Mom's code for, "Can't talk now, the kids are in the room." I was raised by a blind mother. Wait, reverse that, I was raised by a mother ... who was blind. She taught me to look at life through the eyes of faith.
Tuesday, August 9, 2011
The Triangle
Watching design shows the most popular piece of advice that comes up when designing a kitchen is that it should be a triangle. I don't think it matters if it's equalateral or right angle or one of the other terms I've forgotten from geometry. The point is to have your oven, refrigerator and sink on one of the three points. By design both my childhood home and current kitchen adhered to this advice but when I used each kitchen the design had been altered and the triangle broken. For some reason as I write this I am seeing the instrument known as the triangle. It is open on one end yet still works. I guess what that's telling me is that my kitchens still worked just not efficiently.

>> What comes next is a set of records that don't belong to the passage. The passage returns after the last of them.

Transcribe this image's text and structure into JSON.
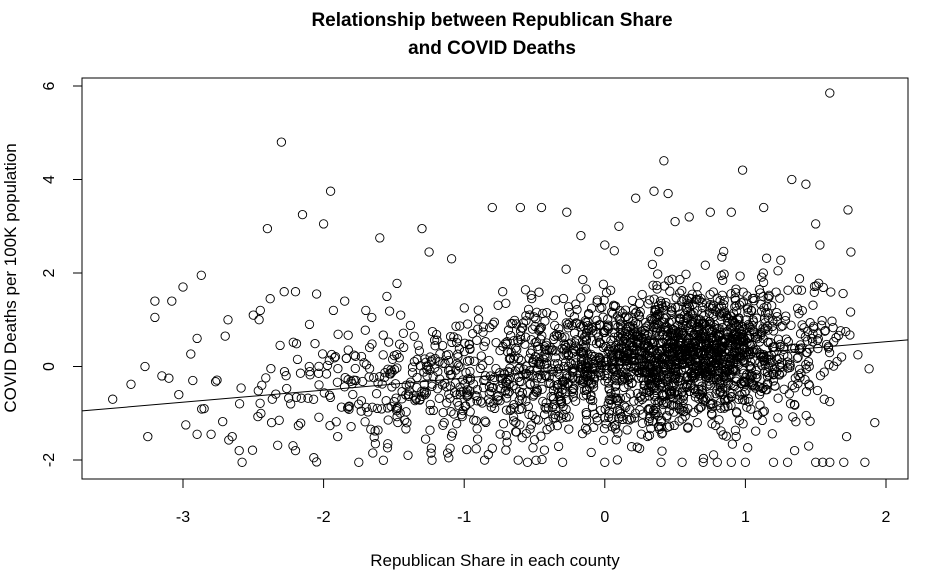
{
  "chart_data": {
    "type": "scatter",
    "title": [
      "Relationship between Republican Share",
      "and COVID Deaths"
    ],
    "xlabel": "Republican Share in each county",
    "ylabel": "COVID Deaths per 100K population",
    "xlim": [
      -3.7,
      2.2
    ],
    "ylim": [
      -2.4,
      6.2
    ],
    "x_ticks": [
      -3,
      -2,
      -1,
      0,
      1,
      2
    ],
    "y_ticks": [
      -2,
      0,
      2,
      4,
      6
    ],
    "grid": false,
    "legend": null,
    "fit_line": {
      "x": [
        -3.7,
        2.2
      ],
      "y": [
        -0.95,
        0.57
      ]
    },
    "points": [
      [
        -3.5,
        -0.7
      ],
      [
        -3.37,
        -0.38
      ],
      [
        -3.27,
        0.0
      ],
      [
        -3.25,
        -1.5
      ],
      [
        -3.2,
        1.4
      ],
      [
        -3.2,
        1.05
      ],
      [
        -3.15,
        -0.2
      ],
      [
        -3.1,
        -0.25
      ],
      [
        -3.08,
        1.4
      ],
      [
        -3.03,
        -0.6
      ],
      [
        -3.0,
        1.7
      ],
      [
        -2.98,
        -1.25
      ],
      [
        -2.93,
        -0.3
      ],
      [
        -2.9,
        0.6
      ],
      [
        -2.87,
        1.95
      ],
      [
        -2.9,
        -1.45
      ],
      [
        -2.85,
        -0.9
      ],
      [
        -2.8,
        -1.45
      ],
      [
        -2.7,
        0.65
      ],
      [
        -2.68,
        1.0
      ],
      [
        -2.65,
        -1.5
      ],
      [
        -2.6,
        -1.8
      ],
      [
        -2.58,
        -2.05
      ],
      [
        -2.5,
        1.1
      ],
      [
        -2.45,
        1.2
      ],
      [
        -2.4,
        2.95
      ],
      [
        -2.38,
        1.45
      ],
      [
        -2.3,
        4.8
      ],
      [
        -2.28,
        1.6
      ],
      [
        -2.2,
        1.6
      ],
      [
        -2.15,
        3.25
      ],
      [
        -2.1,
        0.9
      ],
      [
        -2.07,
        -1.95
      ],
      [
        -2.05,
        1.55
      ],
      [
        -2.0,
        3.05
      ],
      [
        -1.95,
        3.75
      ],
      [
        -1.93,
        1.2
      ],
      [
        -1.9,
        -1.5
      ],
      [
        -1.85,
        1.4
      ],
      [
        -1.75,
        -2.05
      ],
      [
        -1.7,
        1.2
      ],
      [
        -1.6,
        2.75
      ],
      [
        -1.55,
        1.5
      ],
      [
        -1.3,
        2.95
      ],
      [
        -1.25,
        2.45
      ],
      [
        -0.8,
        3.4
      ],
      [
        -0.6,
        3.4
      ],
      [
        -0.45,
        3.4
      ],
      [
        -0.27,
        3.3
      ],
      [
        -0.17,
        2.8
      ],
      [
        0.0,
        2.6
      ],
      [
        0.1,
        3.0
      ],
      [
        0.22,
        3.6
      ],
      [
        0.35,
        3.75
      ],
      [
        0.42,
        4.4
      ],
      [
        0.45,
        3.7
      ],
      [
        0.5,
        3.1
      ],
      [
        0.6,
        3.2
      ],
      [
        0.75,
        3.3
      ],
      [
        0.9,
        3.3
      ],
      [
        0.98,
        4.2
      ],
      [
        1.13,
        3.4
      ],
      [
        1.33,
        4.0
      ],
      [
        1.43,
        3.9
      ],
      [
        1.5,
        3.05
      ],
      [
        1.53,
        2.6
      ],
      [
        1.6,
        5.85
      ],
      [
        1.73,
        3.35
      ],
      [
        1.75,
        2.45
      ],
      [
        1.8,
        0.25
      ],
      [
        1.88,
        -0.05
      ],
      [
        1.92,
        -1.2
      ],
      [
        1.85,
        -2.05
      ],
      [
        1.72,
        -1.5
      ],
      [
        1.7,
        -2.05
      ],
      [
        1.6,
        -2.05
      ],
      [
        1.55,
        -2.05
      ],
      [
        1.5,
        -2.05
      ],
      [
        1.45,
        -1.7
      ],
      [
        1.35,
        -1.8
      ],
      [
        1.3,
        -2.05
      ],
      [
        1.2,
        -2.05
      ],
      [
        1.0,
        -2.05
      ],
      [
        0.9,
        -2.05
      ],
      [
        0.8,
        -2.05
      ],
      [
        0.7,
        -2.05
      ],
      [
        0.55,
        -2.05
      ],
      [
        0.4,
        -2.05
      ],
      [
        0.0,
        -2.05
      ],
      [
        -0.3,
        -2.05
      ],
      [
        -0.55,
        -2.05
      ],
      [
        -0.8,
        -1.75
      ],
      [
        -1.1,
        -1.75
      ],
      [
        -1.4,
        -1.9
      ],
      [
        -1.65,
        -1.85
      ],
      [
        -2.2,
        -1.8
      ]
    ],
    "point_cloud_note": "plus ~2400 additional dense points forming a cloud concentrated around x in [-2.5, 1.7], y in [-2, 2.5]"
  }
}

Let's go on a field trip today shall we? Back to my childhood home in Santa Ana where I'll show you the origianl design of the kitchen. We enter the kitchen from the dining room. To the left of the doorway is a long wall with a window in the middle. The refrigerator is at the far end of the wall facing out. Next to it on another wall is a counter and sink (under another window) and then another counter. Across from the sink is the oven/stove. Did you see the triangle. It was there by design. My father broke the triangle somewhere along the way. He moved the refrigerator to the service porch and built a long counter with storage underneath along the wall. The window was lower than the counter so he went around it. Not sure why. The window couldn't be opened because you couldn't reach it: the counter was too wide. Now the refrigerator ended up on the same wall as the stove but there was a wall between them. Our food pantry was also on the service porch. The oven still baked. The burners still held a pan and boiled water. The sink was still useful for washing dishes and the garbage disposal worked. The refrigerator/freezer still kept our food cold and colder. They just didn't work well together, according to recommended design. The triangle was broken.

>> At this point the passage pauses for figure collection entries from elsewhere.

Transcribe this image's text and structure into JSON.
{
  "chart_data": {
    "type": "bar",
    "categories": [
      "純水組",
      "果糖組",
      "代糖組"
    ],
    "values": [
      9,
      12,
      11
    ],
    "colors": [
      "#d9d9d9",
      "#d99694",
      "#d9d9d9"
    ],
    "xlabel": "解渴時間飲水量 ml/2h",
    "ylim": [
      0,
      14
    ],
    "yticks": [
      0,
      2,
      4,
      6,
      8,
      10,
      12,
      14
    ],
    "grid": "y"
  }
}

Let's get out of the time machine now and come to my current kitchen. The sink is on one wall. The stove/oven and space for the refrigerator is across on the other long wall. Wait a minute, did I say space for refrigerator? Yes, you heard right. Our french door refrigerator is too wide for the space. Even if we could remove the molding on the wall and shove it in there, it wouldn't work. The doors wouldn't open and it would block the built in pantry. So our refrigerator isn't even in our kitchen. Talk about a broken triangle. The frig is in the dining area--yes area--too small to be considered a room. It's also open to the living room. Space broke the triangles. My father wanted more storage space and I don't have enough space. There's another triangle that comes to mind: the trinity of the Father, Son and Holy Ghost. You remember them? They're the 3 men Don McClean admired most in his song American Pie. Anyway, nothing can break the trinity but sin puts space between us and the Triune God. But the Great Designer provided a way to bridge that gap by sending us His Son to die for our sins. We cross that bridge by faith, by believing in Him and repenting of our sins.